Pre calc word problem

[RPMACS]

A plane takes off 200 miles east of its destination with a 50 mph wind from the south. If the plane’s velocity is 250 mph and its heading is always toward its destination, its path can be described by the equation below. If the location of the initial airport is (0,0) and the location of the destination airport is (200, 0), y represents the perpendicular distance from the straight line path between initial location and the destination location. When x = 150 miles, how far from the straight line path is the plane? That is, what is y?

Y=0.5x^0.8-.5x^12 where 0<or =x<or =200

I really dont know what to do here.

Thanks for your help,

Roger

 

[Deleted member 4993]

A plane takes off 200 miles east of its destination with a 50 mph wind from the south. If the plane’s velocity is 250 mph and its heading is always toward its destination, its path can be described by the equation below. If the location of the initial airport is (0,0) and the location of the destination airport is (200, 0), y represents the perpendicular distance from the straight line path between initial location and the destination location. When x = 150 miles, how far from the straight line path is the plane? That is, what is y?

Y=0.5x^0.8-.5x^12 where 0<or =x<or =200 <<< Is that correct?

I really dont know what to do here.

Thanks for your help,

Roger

 

[galactus]

If the plane is heading due east and the wind is blowing toward the north, then the wind is blowing perpendicular to the plane.

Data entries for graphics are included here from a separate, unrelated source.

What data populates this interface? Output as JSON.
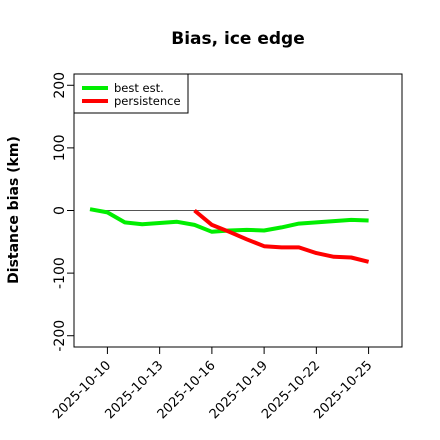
{
  "chart_data": {
    "type": "line",
    "title": "Bias, ice edge",
    "xlabel": "",
    "ylabel": "Distance bias (km)",
    "x_ticks": [
      "2025-10-10",
      "2025-10-13",
      "2025-10-16",
      "2025-10-19",
      "2025-10-22",
      "2025-10-25"
    ],
    "xlim": [
      "2025-10-09",
      "2025-10-26"
    ],
    "y_ticks": [
      -200,
      -100,
      0,
      100,
      200
    ],
    "ylim": [
      -218,
      218
    ],
    "reference_line": 0,
    "grid": false,
    "legend": "top-left",
    "series": [
      {
        "name": "best est.",
        "color": "#00ee00",
        "points": [
          [
            "2025-10-09",
            2
          ],
          [
            "2025-10-10",
            -3
          ],
          [
            "2025-10-11",
            -19
          ],
          [
            "2025-10-12",
            -22
          ],
          [
            "2025-10-13",
            -20
          ],
          [
            "2025-10-14",
            -18
          ],
          [
            "2025-10-15",
            -23
          ],
          [
            "2025-10-16",
            -34
          ],
          [
            "2025-10-17",
            -32
          ],
          [
            "2025-10-18",
            -31
          ],
          [
            "2025-10-19",
            -32
          ],
          [
            "2025-10-20",
            -27
          ],
          [
            "2025-10-21",
            -21
          ],
          [
            "2025-10-22",
            -19
          ],
          [
            "2025-10-23",
            -17
          ],
          [
            "2025-10-24",
            -15
          ],
          [
            "2025-10-25",
            -16
          ]
        ]
      },
      {
        "name": "persistence",
        "color": "#ff0000",
        "points": [
          [
            "2025-10-15",
            0
          ],
          [
            "2025-10-16",
            -23
          ],
          [
            "2025-10-17",
            -34
          ],
          [
            "2025-10-18",
            -46
          ],
          [
            "2025-10-19",
            -57
          ],
          [
            "2025-10-20",
            -59
          ],
          [
            "2025-10-21",
            -59
          ],
          [
            "2025-10-22",
            -68
          ],
          [
            "2025-10-23",
            -74
          ],
          [
            "2025-10-24",
            -75
          ],
          [
            "2025-10-25",
            -82
          ]
        ]
      }
    ]
  }
}
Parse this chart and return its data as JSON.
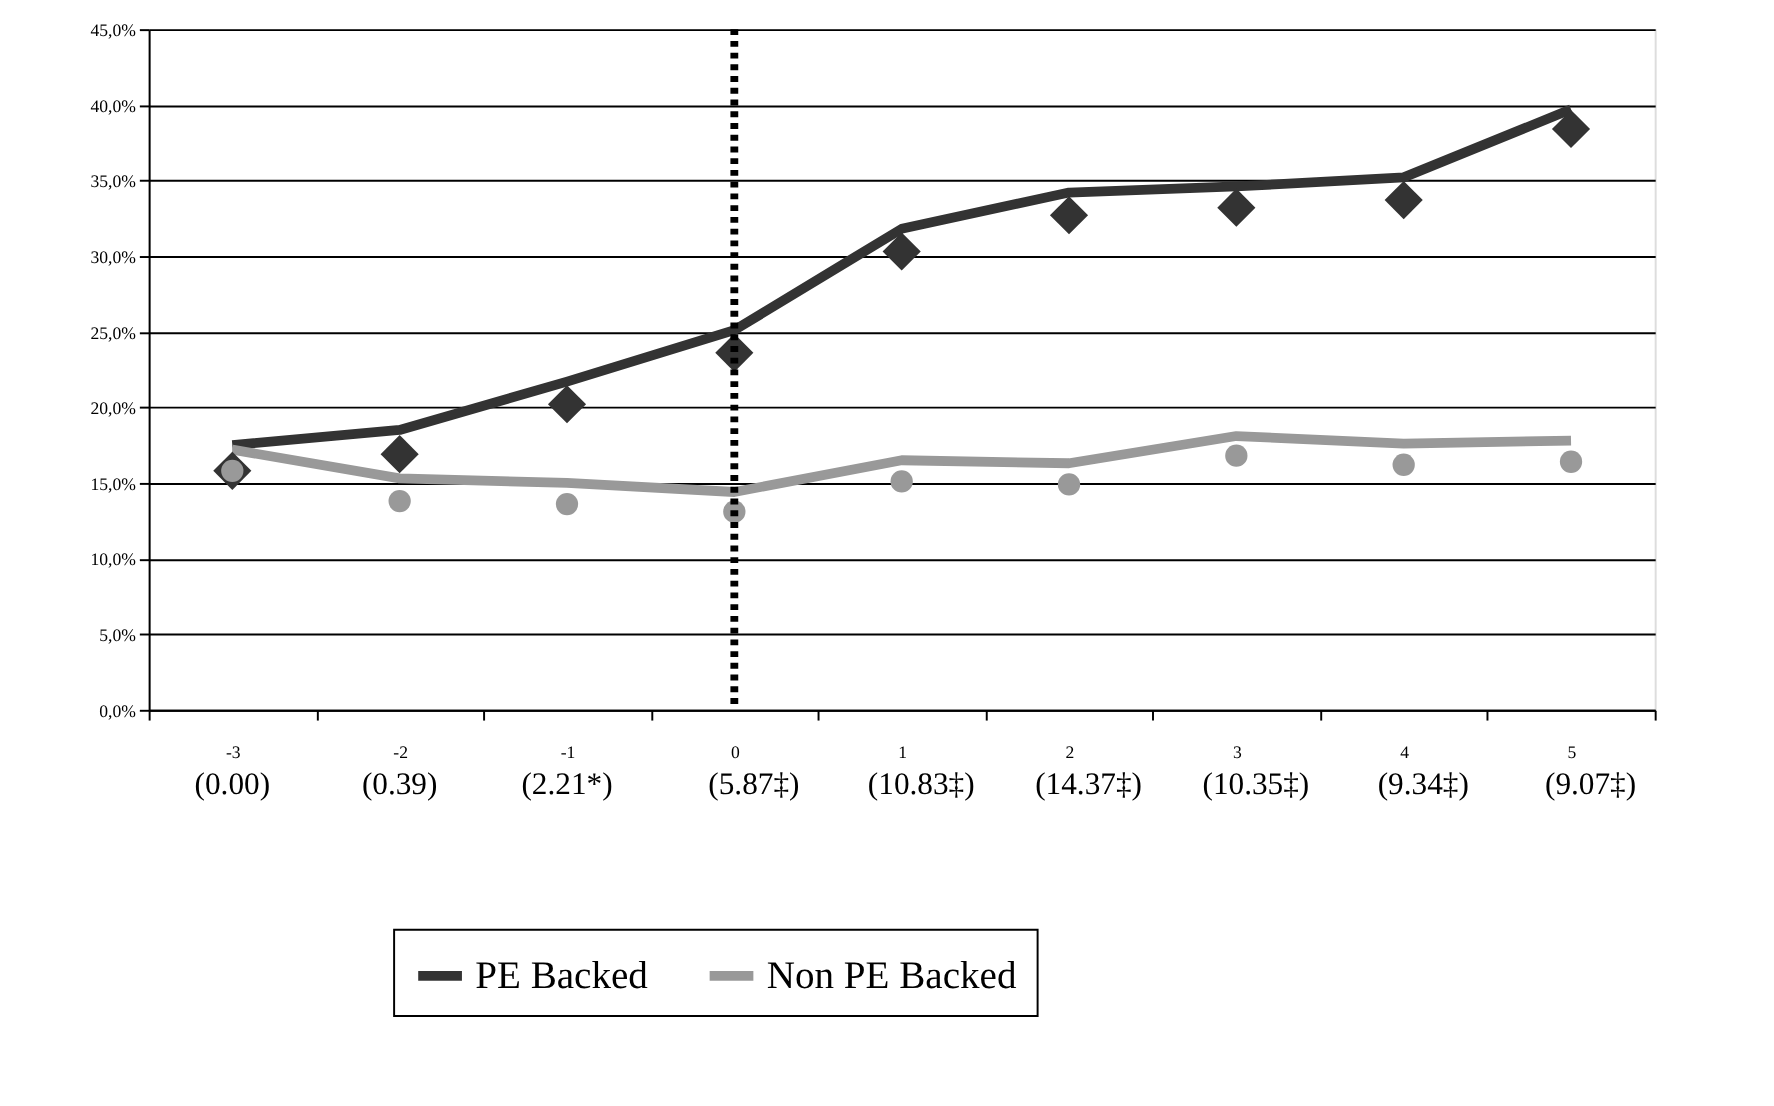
{
  "chart_data": {
    "type": "line",
    "categories": [
      "-3",
      "-2",
      "-1",
      "0",
      "1",
      "2",
      "3",
      "4",
      "5"
    ],
    "ylim": [
      0,
      45
    ],
    "yticks": [
      {
        "value": 0,
        "label": "0,0%"
      },
      {
        "value": 5,
        "label": "5,0%"
      },
      {
        "value": 10,
        "label": "10,0%"
      },
      {
        "value": 15,
        "label": "15,0%"
      },
      {
        "value": 20,
        "label": "20,0%"
      },
      {
        "value": 25,
        "label": "25,0%"
      },
      {
        "value": 30,
        "label": "30,0%"
      },
      {
        "value": 35,
        "label": "35,0%"
      },
      {
        "value": 40,
        "label": "40,0%"
      },
      {
        "value": 45,
        "label": "45,0%"
      }
    ],
    "grid": "y",
    "legend": "bottom",
    "series": [
      {
        "name": "PE Backed",
        "type": "line",
        "color": "#333333",
        "marker": "none",
        "values": [
          17.5,
          18.5,
          21.7,
          25.1,
          31.8,
          34.2,
          34.6,
          35.2,
          39.7
        ]
      },
      {
        "name": "Non PE Backed",
        "type": "line",
        "color": "#999999",
        "marker": "none",
        "values": [
          17.2,
          15.3,
          15.0,
          14.4,
          16.5,
          16.3,
          18.1,
          17.6,
          17.8
        ]
      },
      {
        "type": "scatter",
        "color": "#333333",
        "marker": "diamond",
        "values": [
          15.8,
          16.9,
          20.2,
          23.6,
          30.3,
          32.7,
          33.2,
          33.7,
          38.4
        ]
      },
      {
        "type": "scatter",
        "color": "#999999",
        "marker": "circle",
        "values": [
          15.8,
          13.8,
          13.6,
          13.1,
          15.1,
          14.9,
          16.8,
          16.2,
          16.4
        ]
      }
    ],
    "ref_lines": [
      {
        "axis": "x",
        "value": "0",
        "color": "#000000",
        "line_style": "dotted"
      }
    ],
    "annotations": [
      "(0.00)",
      "(0.39)",
      "(2.21*)",
      "(5.87‡)",
      "(10.83‡)",
      "(14.37‡)",
      "(10.35‡)",
      "(9.34‡)",
      "(9.07‡)"
    ]
  }
}
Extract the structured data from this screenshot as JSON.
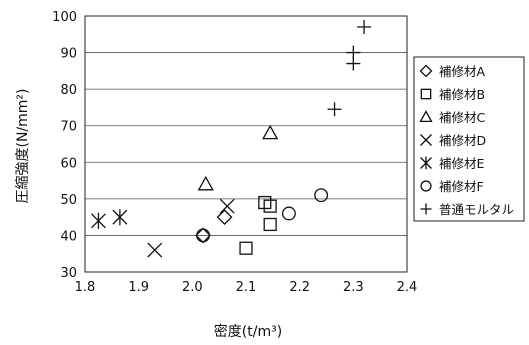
{
  "chart_data": {
    "type": "scatter",
    "xlabel": "密度(t/m³)",
    "ylabel": "圧縮強度(N/mm²)",
    "xlim": [
      1.8,
      2.4
    ],
    "ylim": [
      30,
      100
    ],
    "x_ticks": [
      1.8,
      1.9,
      2.0,
      2.1,
      2.2,
      2.3,
      2.4
    ],
    "x_tick_labels": [
      "1.8",
      "1.9",
      "2.0",
      "2.1",
      "2.2",
      "2.3",
      "2.4"
    ],
    "y_ticks": [
      30,
      40,
      50,
      60,
      70,
      80,
      90,
      100
    ],
    "y_tick_labels": [
      "30",
      "40",
      "50",
      "60",
      "70",
      "80",
      "90",
      "100"
    ],
    "grid": "horizontal",
    "legend_position": "right",
    "series": [
      {
        "name": "補修材A",
        "marker": "diamond",
        "points": [
          [
            2.02,
            40
          ],
          [
            2.06,
            45
          ]
        ]
      },
      {
        "name": "補修材B",
        "marker": "square",
        "points": [
          [
            2.1,
            36.5
          ],
          [
            2.135,
            49
          ],
          [
            2.145,
            48
          ],
          [
            2.145,
            43
          ]
        ]
      },
      {
        "name": "補修材C",
        "marker": "triangle",
        "points": [
          [
            2.025,
            54
          ],
          [
            2.145,
            68
          ]
        ]
      },
      {
        "name": "補修材D",
        "marker": "x",
        "points": [
          [
            1.93,
            36
          ],
          [
            2.065,
            48
          ]
        ]
      },
      {
        "name": "補修材E",
        "marker": "asterisk",
        "points": [
          [
            1.825,
            44
          ],
          [
            1.865,
            45
          ]
        ]
      },
      {
        "name": "補修材F",
        "marker": "circle",
        "points": [
          [
            2.02,
            40
          ],
          [
            2.18,
            46
          ],
          [
            2.24,
            51
          ]
        ]
      },
      {
        "name": "普通モルタル",
        "marker": "plus",
        "points": [
          [
            2.265,
            74.5
          ],
          [
            2.3,
            87
          ],
          [
            2.3,
            90
          ],
          [
            2.32,
            97
          ]
        ]
      }
    ]
  }
}
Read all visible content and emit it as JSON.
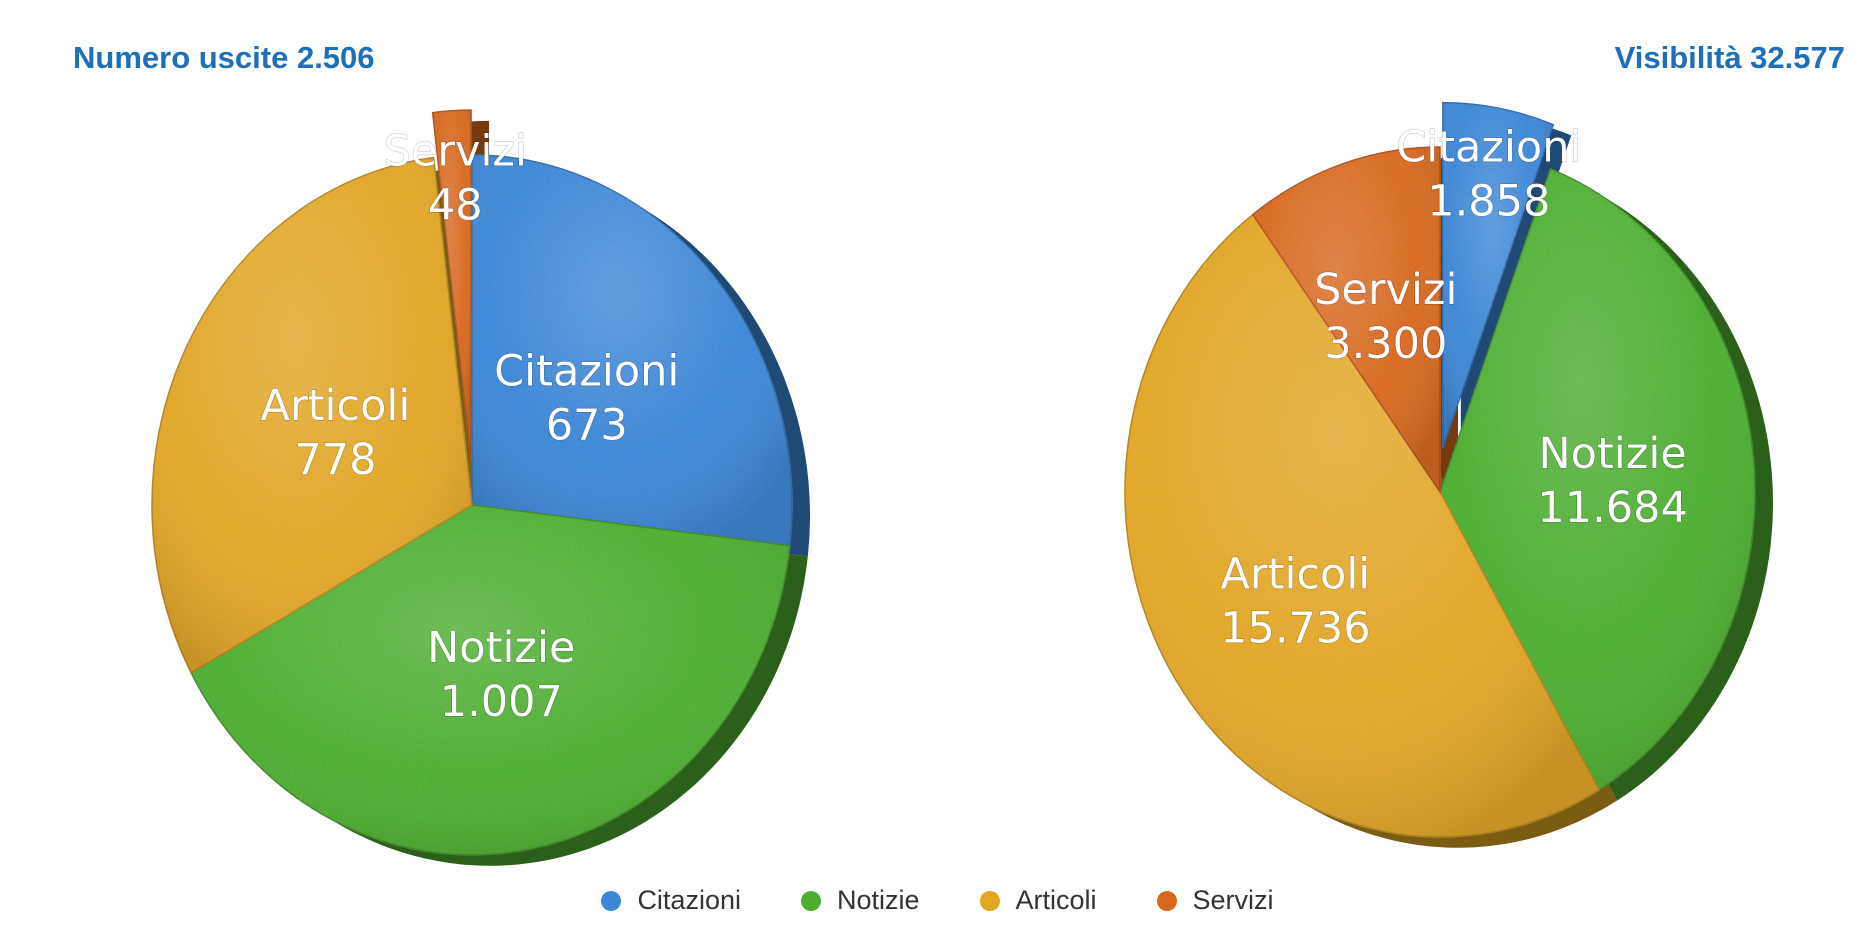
{
  "colors": {
    "title": "#1d6fba",
    "Citazioni": "#3b87d6",
    "Notizie": "#4cae2e",
    "Articoli": "#e2a620",
    "Servizi": "#d8691c"
  },
  "chart_data": [
    {
      "type": "pie",
      "style": "3d-exploded",
      "title": "Numero uscite 2.506",
      "categories": [
        "Citazioni",
        "Notizie",
        "Articoli",
        "Servizi"
      ],
      "values": [
        673,
        1007,
        778,
        48
      ],
      "value_labels": [
        "673",
        "1.007",
        "778",
        "48"
      ],
      "exploded": [
        "Servizi"
      ]
    },
    {
      "type": "pie",
      "style": "3d-exploded",
      "title": "Visibilità 32.577",
      "categories": [
        "Citazioni",
        "Notizie",
        "Articoli",
        "Servizi"
      ],
      "values": [
        1858,
        11684,
        15736,
        3300
      ],
      "value_labels": [
        "1.858",
        "11.684",
        "15.736",
        "3.300"
      ],
      "exploded": [
        "Citazioni"
      ]
    }
  ],
  "legend": [
    {
      "label": "Citazioni"
    },
    {
      "label": "Notizie"
    },
    {
      "label": "Articoli"
    },
    {
      "label": "Servizi"
    }
  ]
}
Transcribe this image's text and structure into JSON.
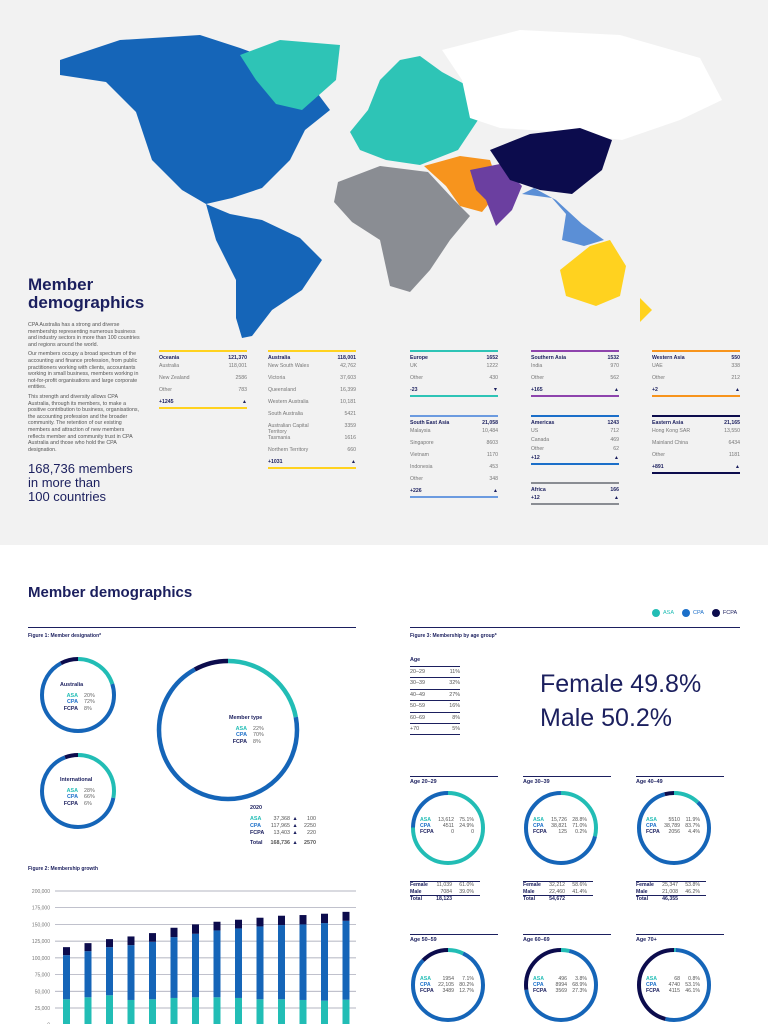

The plane will actually fly \(\displaystyle \sqrt{150^{2}+50^{2}}=50\sqrt{26}\approx 254.95\)

\(\displaystyle tan^{-1}(\frac{50}{250})=tan^{-1}(\frac{1}{5})=11.31 \;\ degrees\) is the bearing to adjust for because of the wind.

If the plane stays on course as if there were no wind, then he will be off course by a little over 11 degrees because of the 50 mph wind blowing against him.

So, there is a triangle to solve. \(\displaystyle 150tan(11.31)=30\)

It will be about 30 miles from the plane to the striaght line path because of the wind.

I reckon I am interpreting right.

 

[RPMACS]

Thank you, this makes worked out